Там, где мусорные баки цвета хаки
на Волхонке во дворе стоят в сторонке,
обитает юный ворон, он проворен.
Он над баками витает и хватает
апельсиновую дольку, хлеба корку,
а потом попьет из лужи и не тужит.
Он мрачнее, но прочнее человека,
он-то знает, что прожить ему два века.
И увидит он большие перемены,
непременно их увидит, непременно.

 

Я был женат на москвичке. Поэтому с жильем проблем не было, понятно.
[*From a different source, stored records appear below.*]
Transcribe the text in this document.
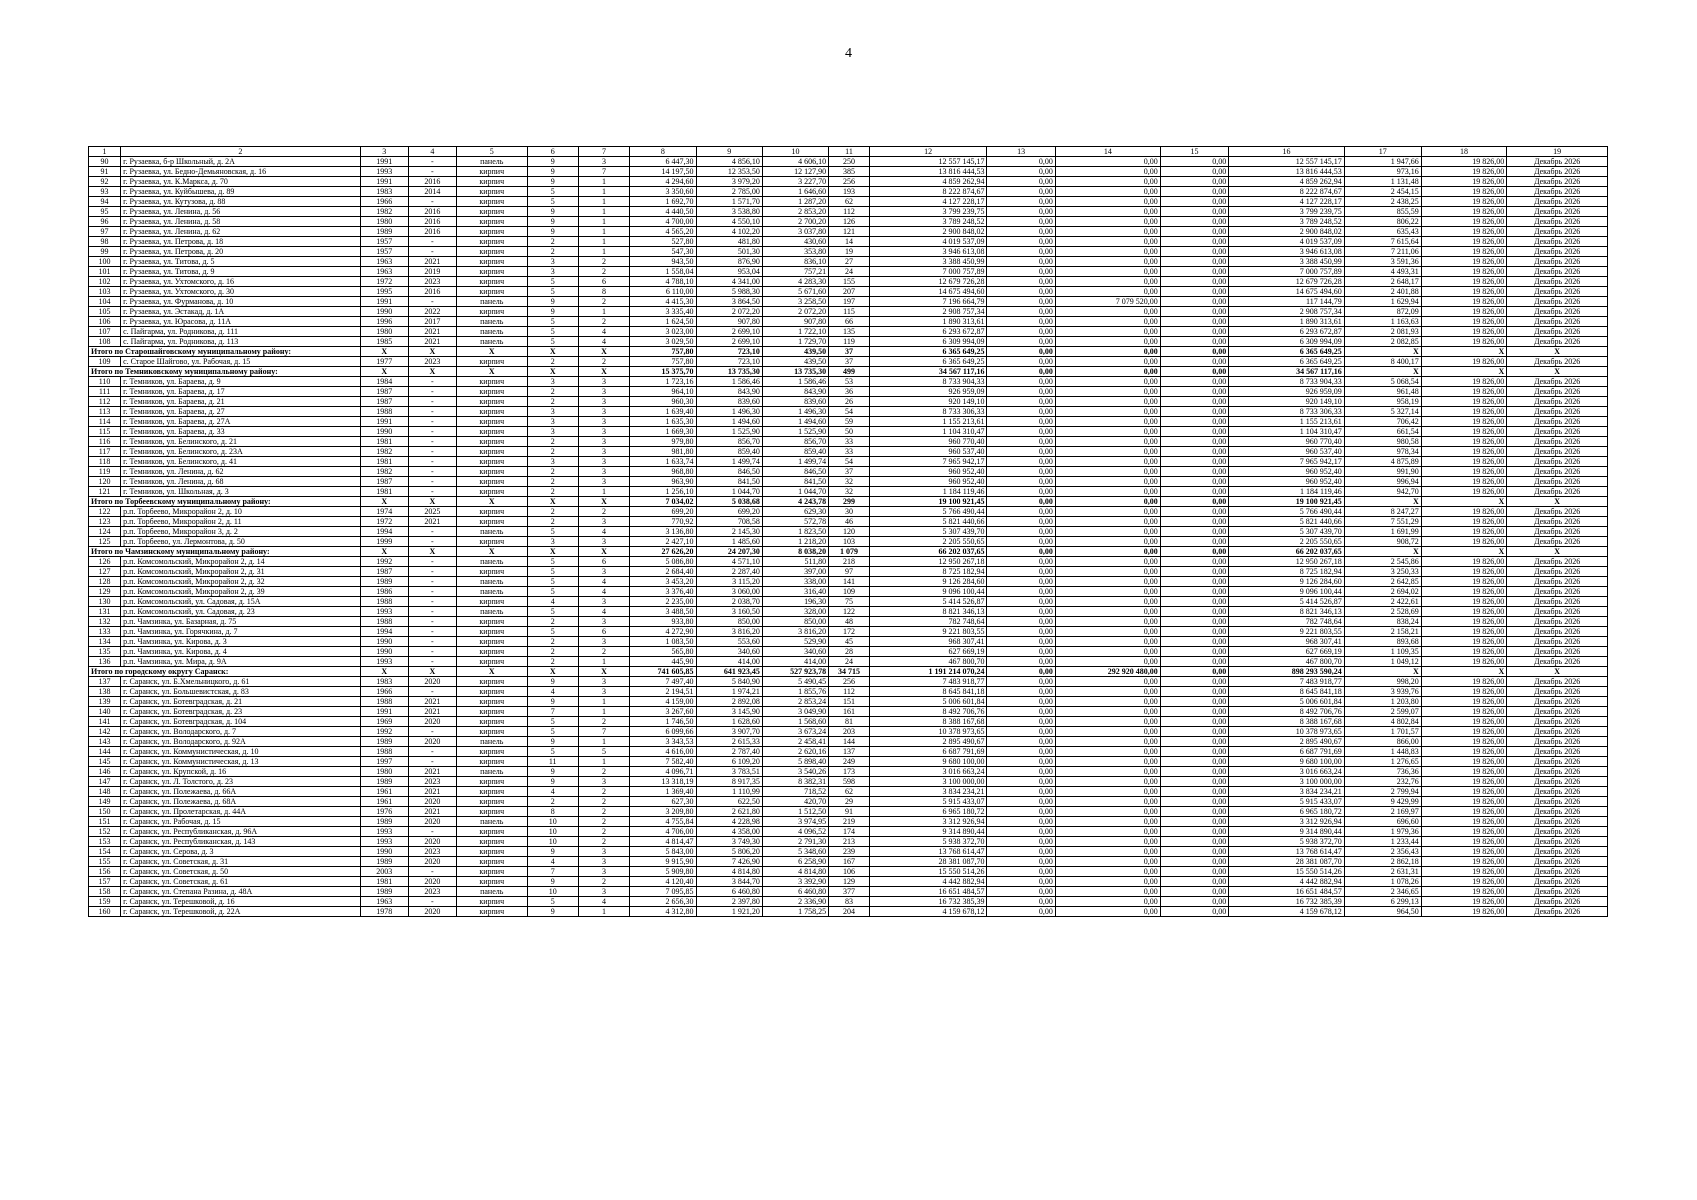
4
1	2	3	4	5	6	7	8	9	10	11	12	13	14	15	16	17	18	19
90	г. Рузаевка, б-р Школьный, д. 2А	1991	-	панель	9	3	6 447,30	4 856,10	4 606,10	250	12 557 145,17	0,00	0,00	0,00	12 557 145,17	1 947,66	19 826,00	Декабрь 2026
91	г. Рузаевка, ул. Бедно-Демьяновская, д. 16	1993	-	кирпич	9	7	14 197,50	12 353,50	12 127,90	385	13 816 444,53	0,00	0,00	0,00	13 816 444,53	973,16	19 826,00	Декабрь 2026
92	г. Рузаевка, ул. К.Маркса, д. 70	1991	2016	кирпич	9	1	4 294,60	3 979,20	3 227,70	256	4 859 262,94	0,00	0,00	0,00	4 859 262,94	1 131,48	19 826,00	Декабрь 2026
93	г. Рузаевка, ул. Куйбышева, д. 89	1983	2014	кирпич	5	1	3 350,60	2 785,00	1 646,60	193	8 222 874,67	0,00	0,00	0,00	8 222 874,67	2 454,15	19 826,00	Декабрь 2026
94	г. Рузаевка, ул. Кутузова, д. 88	1966	-	кирпич	5	1	1 692,70	1 571,70	1 287,20	62	4 127 228,17	0,00	0,00	0,00	4 127 228,17	2 438,25	19 826,00	Декабрь 2026
95	г. Рузаевка, ул. Ленина, д. 56	1982	2016	кирпич	9	1	4 440,50	3 538,80	2 853,20	112	3 799 239,75	0,00	0,00	0,00	3 799 239,75	855,59	19 826,00	Декабрь 2026
96	г. Рузаевка, ул. Ленина, д. 58	1980	2016	кирпич	9	1	4 700,00	4 550,10	2 700,20	126	3 789 248,52	0,00	0,00	0,00	3 789 248,52	806,22	19 826,00	Декабрь 2026
97	г. Рузаевка, ул. Ленина, д. 62	1989	2016	кирпич	9	1	4 565,20	4 102,20	3 037,80	121	2 900 848,02	0,00	0,00	0,00	2 900 848,02	635,43	19 826,00	Декабрь 2026
98	г. Рузаевка, ул. Петрова, д. 18	1957	-	кирпич	2	1	527,80	481,80	430,60	14	4 019 537,09	0,00	0,00	0,00	4 019 537,09	7 615,64	19 826,00	Декабрь 2026
99	г. Рузаевка, ул. Петрова, д. 20	1957	-	кирпич	2	1	547,30	501,30	353,80	19	3 946 613,08	0,00	0,00	0,00	3 946 613,08	7 211,06	19 826,00	Декабрь 2026
100	г. Рузаевка, ул. Титова, д. 5	1963	2021	кирпич	3	2	943,50	876,90	836,10	27	3 388 450,99	0,00	0,00	0,00	3 388 450,99	3 591,36	19 826,00	Декабрь 2026
101	г. Рузаевка, ул. Титова, д. 9	1963	2019	кирпич	3	2	1 558,04	953,04	757,21	24	7 000 757,89	0,00	0,00	0,00	7 000 757,89	4 493,31	19 826,00	Декабрь 2026
102	г. Рузаевка, ул. Ухтомского, д. 16	1972	2023	кирпич	5	6	4 788,10	4 341,00	4 283,30	155	12 679 726,28	0,00	0,00	0,00	12 679 726,28	2 648,17	19 826,00	Декабрь 2026
103	г. Рузаевка, ул. Ухтомского, д. 30	1995	2016	кирпич	5	8	6 110,00	5 988,30	5 671,60	207	14 675 494,60	0,00	0,00	0,00	14 675 494,60	2 401,88	19 826,00	Декабрь 2026
104	г. Рузаевка, ул. Фурманова, д. 10	1991	-	панель	9	2	4 415,30	3 864,50	3 258,50	197	7 196 664,79	0,00	7 079 520,00	0,00	117 144,79	1 629,94	19 826,00	Декабрь 2026
105	г. Рузаевка, ул. Эстакад, д. 1А	1990	2022	кирпич	9	1	3 335,40	2 072,20	2 072,20	115	2 908 757,34	0,00	0,00	0,00	2 908 757,34	872,09	19 826,00	Декабрь 2026
106	г. Рузаевка, ул. Юрасова, д. 11А	1996	2017	панель	5	2	1 624,50	907,80	907,80	66	1 890 313,61	0,00	0,00	0,00	1 890 313,61	1 163,63	19 826,00	Декабрь 2026
107	с. Пайгарма, ул. Родникова, д. 111	1980	2021	панель	5	4	3 023,00	2 699,10	1 722,10	135	6 293 672,87	0,00	0,00	0,00	6 293 672,87	2 081,93	19 826,00	Декабрь 2026
108	с. Пайгарма, ул. Родникова, д. 113	1985	2021	панель	5	4	3 029,50	2 699,10	1 729,70	119	6 309 994,09	0,00	0,00	0,00	6 309 994,09	2 082,85	19 826,00	Декабрь 2026
Итого по Старошайговскому муниципальному району:		X	X	X	X	X	757,80	723,10	439,50	37	6 365 649,25	0,00	0,00	0,00	6 365 649,25	X	X	X
109	с. Старое Шайгово, ул. Рабочая, д. 15	1977	2023	кирпич	2	2	757,80	723,10	439,50	37	6 365 649,25	0,00	0,00	0,00	6 365 649,25	8 400,17	19 826,00	Декабрь 2026
Итого по Темниковскому муниципальному району:		X	X	X	X	X	15 375,70	13 735,30	13 735,30	499	34 567 117,16	0,00	0,00	0,00	34 567 117,16	X	X	X
110	г. Темников, ул. Бараева, д. 9	1984	-	кирпич	3	3	1 723,16	1 586,46	1 586,46	53	8 733 904,33	0,00	0,00	0,00	8 733 904,33	5 068,54	19 826,00	Декабрь 2026
111	г. Темников, ул. Бараева, д. 17	1987	-	кирпич	2	3	964,10	843,90	843,90	36	926 959,09	0,00	0,00	0,00	926 959,09	961,48	19 826,00	Декабрь 2026
112	г. Темников, ул. Бараева, д. 21	1987	-	кирпич	2	3	960,30	839,60	839,60	26	920 149,10	0,00	0,00	0,00	920 149,10	958,19	19 826,00	Декабрь 2026
113	г. Темников, ул. Бараева, д. 27	1988	-	кирпич	3	3	1 639,40	1 496,30	1 496,30	54	8 733 306,33	0,00	0,00	0,00	8 733 306,33	5 327,14	19 826,00	Декабрь 2026
114	г. Темников, ул. Бараева, д. 27А	1991	-	кирпич	3	3	1 635,30	1 494,60	1 494,60	59	1 155 213,61	0,00	0,00	0,00	1 155 213,61	706,42	19 826,00	Декабрь 2026
115	г. Темников, ул. Бараева, д. 33	1990	-	кирпич	3	3	1 669,30	1 525,90	1 525,90	50	1 104 310,47	0,00	0,00	0,00	1 104 310,47	661,54	19 826,00	Декабрь 2026
116	г. Темников, ул. Белинского, д. 21	1981	-	кирпич	2	3	979,80	856,70	856,70	33	960 770,40	0,00	0,00	0,00	960 770,40	980,58	19 826,00	Декабрь 2026
117	г. Темников, ул. Белинского, д. 23А	1982	-	кирпич	2	3	981,80	859,40	859,40	33	960 537,40	0,00	0,00	0,00	960 537,40	978,34	19 826,00	Декабрь 2026
118	г. Темников, ул. Белинского, д. 41	1981	-	кирпич	3	3	1 633,74	1 499,74	1 499,74	54	7 965 942,17	0,00	0,00	0,00	7 965 942,17	4 875,89	19 826,00	Декабрь 2026
119	г. Темников, ул. Ленина, д. 62	1982	-	кирпич	2	3	968,80	846,50	846,50	37	960 952,40	0,00	0,00	0,00	960 952,40	991,90	19 826,00	Декабрь 2026
120	г. Темников, ул. Ленина, д. 68	1987	-	кирпич	2	3	963,90	841,50	841,50	32	960 952,40	0,00	0,00	0,00	960 952,40	996,94	19 826,00	Декабрь 2026
121	г. Темников, ул. Школьная, д. 3	1981	-	кирпич	2	1	1 256,10	1 044,70	1 044,70	32	1 184 119,46	0,00	0,00	0,00	1 184 119,46	942,70	19 826,00	Декабрь 2026
Итого по Торбеевскому муниципальному району:		X	X	X	X	X	7 034,02	5 038,68	4 243,78	299	19 100 921,45	0,00	0,00	0,00	19 100 921,45	X	X	X
122	р.п. Торбеево, Микрорайон 2, д. 10	1974	2025	кирпич	2	2	699,20	699,20	629,30	30	5 766 490,44	0,00	0,00	0,00	5 766 490,44	8 247,27	19 826,00	Декабрь 2026
123	р.п. Торбеево, Микрорайон 2, д. 11	1972	2021	кирпич	2	3	770,92	708,58	572,78	46	5 821 440,66	0,00	0,00	0,00	5 821 440,66	7 551,29	19 826,00	Декабрь 2026
124	р.п. Торбеево, Микрорайон 3, д. 2	1994	-	панель	5	4	3 136,80	2 145,30	1 823,50	120	5 307 439,70	0,00	0,00	0,00	5 307 439,70	1 691,99	19 826,00	Декабрь 2026
125	р.п. Торбеево, ул. Лермонтова, д. 50	1999	-	кирпич	3	3	2 427,10	1 485,60	1 218,20	103	2 205 550,65	0,00	0,00	0,00	2 205 550,65	908,72	19 826,00	Декабрь 2026
Итого по Чамзинскому муниципальному району:		X	X	X	X	X	27 626,20	24 207,30	8 038,20	1 079	66 202 037,65	0,00	0,00	0,00	66 202 037,65	X	X	X
126	р.п. Комсомольский, Микрорайон 2, д. 14	1992	-	панель	5	6	5 086,80	4 571,10	511,80	218	12 950 267,18	0,00	0,00	0,00	12 950 267,18	2 545,86	19 826,00	Декабрь 2026
127	р.п. Комсомольский, Микрорайон 2, д. 31	1987	-	кирпич	5	3	2 684,40	2 287,40	397,00	97	8 725 182,94	0,00	0,00	0,00	8 725 182,94	3 250,33	19 826,00	Декабрь 2026
128	р.п. Комсомольский, Микрорайон 2, д. 32	1989	-	панель	5	4	3 453,20	3 115,20	338,00	141	9 126 284,60	0,00	0,00	0,00	9 126 284,60	2 642,85	19 826,00	Декабрь 2026
129	р.п. Комсомольский, Микрорайон 2, д. 39	1986	-	панель	5	4	3 376,40	3 060,00	316,40	109	9 096 100,44	0,00	0,00	0,00	9 096 100,44	2 694,02	19 826,00	Декабрь 2026
130	р.п. Комсомольский, ул. Садовая, д. 15А	1988	-	кирпич	4	3	2 235,00	2 038,70	196,30	75	5 414 526,87	0,00	0,00	0,00	5 414 526,87	2 422,61	19 826,00	Декабрь 2026
131	р.п. Комсомольский, ул. Садовая, д. 23	1993	-	панель	5	4	3 488,50	3 160,50	328,00	122	8 821 346,13	0,00	0,00	0,00	8 821 346,13	2 528,69	19 826,00	Декабрь 2026
132	р.п. Чамзинка, ул. Базарная, д. 75	1988	-	кирпич	2	3	933,80	850,00	850,00	48	782 748,64	0,00	0,00	0,00	782 748,64	838,24	19 826,00	Декабрь 2026
133	р.п. Чамзинка, ул. Горячкина, д. 7	1994	-	кирпич	5	6	4 272,90	3 816,20	3 816,20	172	9 221 803,55	0,00	0,00	0,00	9 221 803,55	2 158,21	19 826,00	Декабрь 2026
134	р.п. Чамзинка, ул. Кирова, д. 3	1990	-	кирпич	2	3	1 083,50	553,60	529,90	45	968 307,41	0,00	0,00	0,00	968 307,41	893,68	19 826,00	Декабрь 2026
135	р.п. Чамзинка, ул. Кирова, д. 4	1990	-	кирпич	2	2	565,80	340,60	340,60	28	627 669,19	0,00	0,00	0,00	627 669,19	1 109,35	19 826,00	Декабрь 2026
136	р.п. Чамзинка, ул. Мира, д. 9А	1993	-	кирпич	2	1	445,90	414,00	414,00	24	467 800,70	0,00	0,00	0,00	467 800,70	1 049,12	19 826,00	Декабрь 2026
Итого по городскому округу Саранск:		X	X	X	X	X	741 605,85	641 923,45	527 923,78	34 715	1 191 214 070,24	0,00	292 920 480,00	0,00	898 293 590,24	X	X	X
137	г. Саранск, ул. Б.Хмельницкого, д. 61	1983	2020	кирпич	9	3	7 497,40	5 840,90	5 490,45	256	7 483 918,77	0,00	0,00	0,00	7 483 918,77	998,20	19 826,00	Декабрь 2026
138	г. Саранск, ул. Большевистская, д. 83	1966	-	кирпич	4	3	2 194,51	1 974,21	1 855,76	112	8 645 841,18	0,00	0,00	0,00	8 645 841,18	3 939,76	19 826,00	Декабрь 2026
139	г. Саранск, ул. Ботевградская, д. 21	1988	2021	кирпич	9	1	4 159,00	2 892,08	2 853,24	151	5 006 601,84	0,00	0,00	0,00	5 006 601,84	1 203,80	19 826,00	Декабрь 2026
140	г. Саранск, ул. Ботевградская, д. 23	1991	2021	кирпич	7	1	3 267,60	3 145,90	3 049,90	161	8 492 706,76	0,00	0,00	0,00	8 492 706,76	2 599,07	19 826,00	Декабрь 2026
141	г. Саранск, ул. Ботевградская, д. 104	1969	2020	кирпич	5	2	1 746,50	1 628,60	1 568,60	81	8 388 167,68	0,00	0,00	0,00	8 388 167,68	4 802,84	19 826,00	Декабрь 2026
142	г. Саранск, ул. Володарского, д. 7	1992	-	кирпич	5	7	6 099,66	3 907,70	3 673,24	203	10 378 973,65	0,00	0,00	0,00	10 378 973,65	1 701,57	19 826,00	Декабрь 2026
143	г. Саранск, ул. Володарского, д. 92А	1989	2020	панель	9	1	3 343,53	2 615,33	2 458,41	144	2 895 490,67	0,00	0,00	0,00	2 895 490,67	866,00	19 826,00	Декабрь 2026
144	г. Саранск, ул. Коммунистическая, д. 10	1988	-	кирпич	5	5	4 616,00	2 787,40	2 620,16	137	6 687 791,69	0,00	0,00	0,00	6 687 791,69	1 448,83	19 826,00	Декабрь 2026
145	г. Саранск, ул. Коммунистическая, д. 13	1997	-	кирпич	11	1	7 582,40	6 109,20	5 898,40	249	9 680 100,00	0,00	0,00	0,00	9 680 100,00	1 276,65	19 826,00	Декабрь 2026
146	г. Саранск, ул. Крупской, д. 16	1980	2021	панель	9	2	4 096,71	3 783,51	3 540,26	173	3 016 663,24	0,00	0,00	0,00	3 016 663,24	736,36	19 826,00	Декабрь 2026
147	г. Саранск, ул. Л. Толстого, д. 23	1989	2023	кирпич	9	3	13 318,19	8 917,35	8 382,31	598	3 100 000,00	0,00	0,00	0,00	3 100 000,00	232,76	19 826,00	Декабрь 2026
148	г. Саранск, ул. Полежаева, д. 66А	1961	2021	кирпич	4	2	1 369,40	1 110,99	718,52	62	3 834 234,21	0,00	0,00	0,00	3 834 234,21	2 799,94	19 826,00	Декабрь 2026
149	г. Саранск, ул. Полежаева, д. 68А	1961	2020	кирпич	2	2	627,30	622,50	420,70	29	5 915 433,07	0,00	0,00	0,00	5 915 433,07	9 429,99	19 826,00	Декабрь 2026
150	г. Саранск, ул. Пролетарская, д. 44А	1976	2021	кирпич	8	2	3 209,80	2 621,80	1 512,50	91	6 965 180,72	0,00	0,00	0,00	6 965 180,72	2 169,97	19 826,00	Декабрь 2026
151	г. Саранск, ул. Рабочая, д. 15	1989	2020	панель	10	2	4 755,84	4 228,98	3 974,95	219	3 312 926,94	0,00	0,00	0,00	3 312 926,94	696,60	19 826,00	Декабрь 2026
152	г. Саранск, ул. Республиканская, д. 96А	1993	-	кирпич	10	2	4 706,00	4 358,00	4 096,52	174	9 314 890,44	0,00	0,00	0,00	9 314 890,44	1 979,36	19 826,00	Декабрь 2026
153	г. Саранск, ул. Республиканская, д. 143	1993	2020	кирпич	10	2	4 814,47	3 749,30	2 791,30	213	5 938 372,70	0,00	0,00	0,00	5 938 372,70	1 233,44	19 826,00	Декабрь 2026
154	г. Саранск, ул. Серова, д. 3	1990	2023	кирпич	9	3	5 843,00	5 806,20	5 348,60	239	13 768 614,47	0,00	0,00	0,00	13 768 614,47	2 356,43	19 826,00	Декабрь 2026
155	г. Саранск, ул. Советская, д. 31	1989	2020	кирпич	4	3	9 915,90	7 426,90	6 258,90	167	28 381 087,70	0,00	0,00	0,00	28 381 087,70	2 862,18	19 826,00	Декабрь 2026
156	г. Саранск, ул. Советская, д. 50	2003	-	кирпич	7	3	5 909,80	4 814,80	4 814,80	106	15 550 514,26	0,00	0,00	0,00	15 550 514,26	2 631,31	19 826,00	Декабрь 2026
157	г. Саранск, ул. Советская, д. 61	1981	2020	кирпич	9	2	4 120,40	3 844,70	3 392,90	129	4 442 882,94	0,00	0,00	0,00	4 442 882,94	1 078,26	19 826,00	Декабрь 2026
158	г. Саранск, ул. Степана Разина, д. 48А	1989	2023	панель	10	3	7 095,85	6 460,80	6 460,80	377	16 651 484,57	0,00	0,00	0,00	16 651 484,57	2 346,65	19 826,00	Декабрь 2026
159	г. Саранск, ул. Терешковой, д. 16	1963	-	кирпич	5	4	2 656,30	2 397,80	2 336,90	83	16 732 385,39	0,00	0,00	0,00	16 732 385,39	6 299,13	19 826,00	Декабрь 2026
160	г. Саранск, ул. Терешковой, д. 22А	1978	2020	кирпич	9	1	4 312,80	1 921,20	1 758,25	204	4 159 678,12	0,00	0,00	0,00	4 159 678,12	964,50	19 826,00	Декабрь 2026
А москвичка моя жила - улица Кирова, дом 13. Это там, где сейчас “Независимая газета”. Да, там. Жилые дома были. Короче говоря, я писал стихи лет c шести-семи. У меня была бронхиальная астма. И так получилось, что я жил от школы очень далеко, и я целый час должен был идти. Начинался приступ, когда я задыхался, и мне инстинктивно пришла мысль, что если я ритмически буду делать какие-то дыхательные упражнения, то мне будет легче. И я стал сочинять заумные стихи. Самое смешное, что я их помню! Первое мое стихотворение было:

 

Шухер-мухер,
Жан Порухер...

 

Что это значит, я объяснить теперь не могу. И в школу я уже приходил с неплохим самочувствием. Это было в классе третьем, в Питере. Потом я стал писать какие-то стихи в стенгазету, ну, как все... Вообще, должен заметить, что некоторая болезненность стимулирует творческие и, точнее, литературные способности. Да еще у меня была семейная обстановка особая. Отец погиб на фронте. Мама вышла замуж снова за очень замечательного человека. Это отчим, который меня вырастил, Сергей Николаевич Кузьмин. Он был дворянин из семьи царского генерала. Но отец его каким-то образом не участвовал в Гражданской войне, и умер в двадцатые годы.

- Евгений Борисович, где-то вы уже писали о том, что ваш отчим был очень модным человеком, да и вы слыли стилягой в молодости...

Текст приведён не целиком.